Le juge d’appel examine alors la situation financière de la résidente décédée :

  • à la date de sa demande d’aide sociale, elle disposait de ressources mensuelles de 1 320,16 euros constituées :
    • de pensions de retraite pour 1 198,77 euros ;
    • d’une allocation logement pour 73 euros ;
    • d’intérêts sur ses capitaux placés de 48,39 euros, sans que puisse être pris en compte le montant desdits capitaux ;
  • ses ressources propres doivent être diminuées des dépenses exclusives de tout choix de gestion, à savoir :
    • ses frais de tutelle : 25,97 euros ;
    • ses frais de mutuelle : 124,81 euros plafonnés à 80 euros ;

soit au total 105,97 euros ;

  • l’assiette de ressources pour le calcul de la contribution de 90 % s’élève donc à 1 214,19 euros ;
  • la résidente ne pouvait ainsi consacrer à ses frais d’hébergement que la somme maximale de 1 092,77 euros ;
  • les frais d’hébergement exposés dans l’EHPAD étaient de à 1 943,32 euros par mois ;
  • ils n’étaient donc pas couverts par les ressources propres de 1 092,77 euros calculées après déduction du minimum légal ;
  • l’état de besoin de la résidente pour régler ses frais d’hébergement était donc établi à hauteur du déficit de ressources constaté par rapport à ses frais d’hébergement.

De surcroît, le juge du second degré relève que le Département avait obtenu des deux filles de l’intéressée – obligées alimentaires – l’état de leurs ressources et de leurs dépenses mais n’avait pas ensuite sollicité leur participation aux dépenses d’hébergement de leur mère, comme l’article L. 132-6 du CASF le prévoit pourtant.

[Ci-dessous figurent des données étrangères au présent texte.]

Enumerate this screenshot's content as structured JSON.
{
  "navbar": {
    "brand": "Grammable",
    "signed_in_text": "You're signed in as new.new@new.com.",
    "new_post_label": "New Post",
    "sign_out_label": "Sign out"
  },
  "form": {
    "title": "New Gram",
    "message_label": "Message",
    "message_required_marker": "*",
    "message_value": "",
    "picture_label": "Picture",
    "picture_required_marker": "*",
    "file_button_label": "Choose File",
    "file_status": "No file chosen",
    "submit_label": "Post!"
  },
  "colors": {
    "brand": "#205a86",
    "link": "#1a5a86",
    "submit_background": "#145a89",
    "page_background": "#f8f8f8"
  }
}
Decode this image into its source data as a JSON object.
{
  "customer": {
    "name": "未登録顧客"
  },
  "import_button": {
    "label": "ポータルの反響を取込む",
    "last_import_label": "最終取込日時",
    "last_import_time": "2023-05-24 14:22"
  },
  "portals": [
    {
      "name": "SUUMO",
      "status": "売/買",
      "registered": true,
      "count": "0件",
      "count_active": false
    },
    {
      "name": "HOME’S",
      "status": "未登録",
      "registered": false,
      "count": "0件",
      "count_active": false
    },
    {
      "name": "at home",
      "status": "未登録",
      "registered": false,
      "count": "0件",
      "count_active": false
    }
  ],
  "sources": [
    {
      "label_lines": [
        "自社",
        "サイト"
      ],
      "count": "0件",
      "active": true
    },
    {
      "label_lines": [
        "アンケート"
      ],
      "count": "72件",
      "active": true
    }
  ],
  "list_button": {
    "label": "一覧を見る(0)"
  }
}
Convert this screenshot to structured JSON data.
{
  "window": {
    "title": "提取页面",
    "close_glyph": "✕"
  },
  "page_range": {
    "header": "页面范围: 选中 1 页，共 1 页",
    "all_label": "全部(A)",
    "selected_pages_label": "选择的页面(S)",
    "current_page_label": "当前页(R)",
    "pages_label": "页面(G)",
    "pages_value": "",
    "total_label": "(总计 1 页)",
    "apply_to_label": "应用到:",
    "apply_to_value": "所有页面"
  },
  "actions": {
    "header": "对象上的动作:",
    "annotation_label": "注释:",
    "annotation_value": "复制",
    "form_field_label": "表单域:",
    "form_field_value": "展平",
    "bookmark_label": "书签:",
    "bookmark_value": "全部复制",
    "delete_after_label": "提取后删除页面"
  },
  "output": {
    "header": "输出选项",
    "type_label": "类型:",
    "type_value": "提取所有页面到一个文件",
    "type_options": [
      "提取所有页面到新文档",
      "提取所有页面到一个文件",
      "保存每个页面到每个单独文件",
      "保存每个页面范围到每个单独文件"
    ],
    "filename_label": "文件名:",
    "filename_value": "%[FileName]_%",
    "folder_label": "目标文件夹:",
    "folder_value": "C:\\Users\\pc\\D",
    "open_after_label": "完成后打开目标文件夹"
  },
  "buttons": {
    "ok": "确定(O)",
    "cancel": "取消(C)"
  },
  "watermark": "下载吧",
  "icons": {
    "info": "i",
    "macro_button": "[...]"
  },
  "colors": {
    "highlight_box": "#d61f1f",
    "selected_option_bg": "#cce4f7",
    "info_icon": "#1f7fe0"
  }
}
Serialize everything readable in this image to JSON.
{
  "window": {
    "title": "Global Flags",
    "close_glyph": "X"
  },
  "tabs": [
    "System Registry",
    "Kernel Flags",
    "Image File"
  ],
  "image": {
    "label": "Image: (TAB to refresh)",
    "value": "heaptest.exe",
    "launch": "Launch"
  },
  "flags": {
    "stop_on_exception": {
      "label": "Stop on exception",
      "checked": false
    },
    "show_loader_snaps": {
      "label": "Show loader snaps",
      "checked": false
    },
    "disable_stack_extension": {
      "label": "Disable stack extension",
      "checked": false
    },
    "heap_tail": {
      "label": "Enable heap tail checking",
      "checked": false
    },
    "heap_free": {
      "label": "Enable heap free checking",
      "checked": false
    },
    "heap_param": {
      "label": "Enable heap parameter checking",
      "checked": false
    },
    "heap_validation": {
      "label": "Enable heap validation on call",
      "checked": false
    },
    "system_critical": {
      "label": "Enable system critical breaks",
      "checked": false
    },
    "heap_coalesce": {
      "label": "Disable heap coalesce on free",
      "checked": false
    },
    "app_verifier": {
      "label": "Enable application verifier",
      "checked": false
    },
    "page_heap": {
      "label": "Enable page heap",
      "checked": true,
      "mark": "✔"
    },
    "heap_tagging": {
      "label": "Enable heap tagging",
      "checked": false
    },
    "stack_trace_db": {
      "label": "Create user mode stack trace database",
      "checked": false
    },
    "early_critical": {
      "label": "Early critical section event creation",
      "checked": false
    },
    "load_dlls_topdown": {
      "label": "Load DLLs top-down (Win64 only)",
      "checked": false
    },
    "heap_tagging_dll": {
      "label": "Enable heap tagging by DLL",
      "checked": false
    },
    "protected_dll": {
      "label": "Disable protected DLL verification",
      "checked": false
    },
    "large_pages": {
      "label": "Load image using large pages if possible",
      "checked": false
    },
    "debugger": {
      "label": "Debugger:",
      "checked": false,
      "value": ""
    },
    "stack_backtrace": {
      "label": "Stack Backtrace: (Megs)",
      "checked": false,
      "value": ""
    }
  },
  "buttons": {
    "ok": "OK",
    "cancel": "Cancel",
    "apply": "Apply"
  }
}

C’est pourquoi la Cour administrative d’appel :

  • annule les décisions du PCD et de la CDAS ;
  • prononce l’admission de la résidente au bénéfice de l’aide sociale départementale à hauteur du déficit de ressources constaté et ce, de la date de son admission en EHPAD à celle de son décès ;
  • renvoie le service MJPM devant le PCD pour qu’il :
    • calcule, par rapport aux frais d’hébergement en EHPAD, le déficit constaté des ressources perçues pendant cette période par la résidente après déduction :
      • de la quote-part de 10 % ;
      • des dépenses mises à sa charge par la loi et exclusives de tout choix de gestion ;
    • procède au paiement des sommes ainsi calculées.

4. L’intérêt de l’arrêt

Cet arrêt présente, pour les EHPAD comme pour les services MJPM, plusieurs intérêts pratiques.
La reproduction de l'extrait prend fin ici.